Former Ambassador Valeryj Capkalo, who was not allowed to run by the authorities, called on the European Union from Russian exile to recognize the Cichanous president. The opposition National Salvation Front, which Capkalo reported on Wednesday, said on its Telegram channel that it had begun gathering evidence to file a lawsuit against Lukashenko at the International Court of Justice in The Hague. She added that she had already hired some foreign lawyers to do so, and also encouraged lawyers in Belarus to cooperate.

Hundreds of entrepreneurs in information technology urged Lukashenko to resign under the threat of leaving the country and their companies, the DPA. According to videos, the authenticity of which could not be verified, some former members of special forces criticizing the violence threw down their uniforms or burned them because they vowed under oath to protect the people and not keep Lukashenko in power.

The four-time Olympic champion in biathlon, Darja Domračevová, expressed horror on the social networks over the violence in her homeland and called on special police units to end the “unjust terror in the streets.”

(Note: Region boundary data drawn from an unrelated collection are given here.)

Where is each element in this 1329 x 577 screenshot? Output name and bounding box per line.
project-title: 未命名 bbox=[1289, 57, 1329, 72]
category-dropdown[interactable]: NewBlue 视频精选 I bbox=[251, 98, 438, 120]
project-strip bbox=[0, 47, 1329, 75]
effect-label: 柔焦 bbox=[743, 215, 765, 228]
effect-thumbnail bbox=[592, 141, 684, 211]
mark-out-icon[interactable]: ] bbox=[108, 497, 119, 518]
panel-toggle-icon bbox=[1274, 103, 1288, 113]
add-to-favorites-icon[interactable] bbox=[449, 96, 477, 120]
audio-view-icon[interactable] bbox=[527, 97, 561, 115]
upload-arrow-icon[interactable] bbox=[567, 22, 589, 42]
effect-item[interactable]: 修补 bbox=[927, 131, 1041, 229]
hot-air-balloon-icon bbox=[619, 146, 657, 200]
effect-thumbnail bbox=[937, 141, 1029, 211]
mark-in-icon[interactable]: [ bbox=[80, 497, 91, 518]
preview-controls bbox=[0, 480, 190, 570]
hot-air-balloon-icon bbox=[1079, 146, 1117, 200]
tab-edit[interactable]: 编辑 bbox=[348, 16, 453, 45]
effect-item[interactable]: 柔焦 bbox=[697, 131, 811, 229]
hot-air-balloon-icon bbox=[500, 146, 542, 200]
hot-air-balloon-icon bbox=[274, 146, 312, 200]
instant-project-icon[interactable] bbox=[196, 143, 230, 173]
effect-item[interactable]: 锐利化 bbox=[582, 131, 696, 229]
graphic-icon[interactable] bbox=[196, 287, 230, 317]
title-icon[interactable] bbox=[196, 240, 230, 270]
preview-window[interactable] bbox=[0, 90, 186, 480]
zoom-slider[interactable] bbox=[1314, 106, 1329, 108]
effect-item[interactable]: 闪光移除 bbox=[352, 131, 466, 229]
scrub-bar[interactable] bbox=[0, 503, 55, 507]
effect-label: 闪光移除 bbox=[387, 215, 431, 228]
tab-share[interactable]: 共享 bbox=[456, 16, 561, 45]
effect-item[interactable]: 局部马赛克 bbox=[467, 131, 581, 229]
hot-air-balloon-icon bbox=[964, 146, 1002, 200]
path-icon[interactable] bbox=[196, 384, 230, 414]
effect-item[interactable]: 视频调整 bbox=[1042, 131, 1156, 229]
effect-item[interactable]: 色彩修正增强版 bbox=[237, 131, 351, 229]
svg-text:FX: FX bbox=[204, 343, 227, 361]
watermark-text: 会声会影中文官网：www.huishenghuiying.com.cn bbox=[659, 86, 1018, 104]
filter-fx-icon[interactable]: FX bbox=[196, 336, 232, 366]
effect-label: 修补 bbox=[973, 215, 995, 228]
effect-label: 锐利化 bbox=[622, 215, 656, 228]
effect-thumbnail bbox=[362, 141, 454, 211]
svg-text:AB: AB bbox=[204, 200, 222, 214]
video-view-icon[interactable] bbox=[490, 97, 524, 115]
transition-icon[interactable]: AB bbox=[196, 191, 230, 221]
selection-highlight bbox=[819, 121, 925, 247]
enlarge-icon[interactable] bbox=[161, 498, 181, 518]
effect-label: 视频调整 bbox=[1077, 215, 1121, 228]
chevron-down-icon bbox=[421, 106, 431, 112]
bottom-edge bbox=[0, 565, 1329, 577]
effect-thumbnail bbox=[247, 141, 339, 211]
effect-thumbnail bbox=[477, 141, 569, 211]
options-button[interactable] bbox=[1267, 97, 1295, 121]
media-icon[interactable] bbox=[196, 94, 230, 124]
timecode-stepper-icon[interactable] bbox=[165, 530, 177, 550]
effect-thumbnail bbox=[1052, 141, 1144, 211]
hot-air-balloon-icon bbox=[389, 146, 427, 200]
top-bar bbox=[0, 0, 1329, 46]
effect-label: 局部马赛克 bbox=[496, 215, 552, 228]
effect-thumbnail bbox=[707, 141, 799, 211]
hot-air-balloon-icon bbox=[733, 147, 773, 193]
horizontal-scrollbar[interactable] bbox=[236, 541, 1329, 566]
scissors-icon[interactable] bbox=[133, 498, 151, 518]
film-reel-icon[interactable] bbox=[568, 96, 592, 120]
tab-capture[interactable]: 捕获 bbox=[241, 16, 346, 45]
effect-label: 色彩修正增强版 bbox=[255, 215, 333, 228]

“Leave nicely, even if it doesn’t work out, blood has already been shed. Leave until it’s too late, until you throw the nation into terrible misery, into a bottomless civil war. Leave,” the Nobel prize winner Alexijevičová told Lukashenko on Radio Svoboda.

Belarusian police arrested thousands during the protests, and hundreds were injured. According to the media, two protesters lost their lives. Lukashenko has not heeded calls from the opposition and EU for dialogue and says unemployed criminals are behind the protests.

According to the AFP agency, police violence and large-scale arrests in Belarus was condemned by UN human rights experts. In a statement published in Geneva, they called on the international community to put more pressure on the government in Minsk to end violence against citizens exercising their fundamental rights.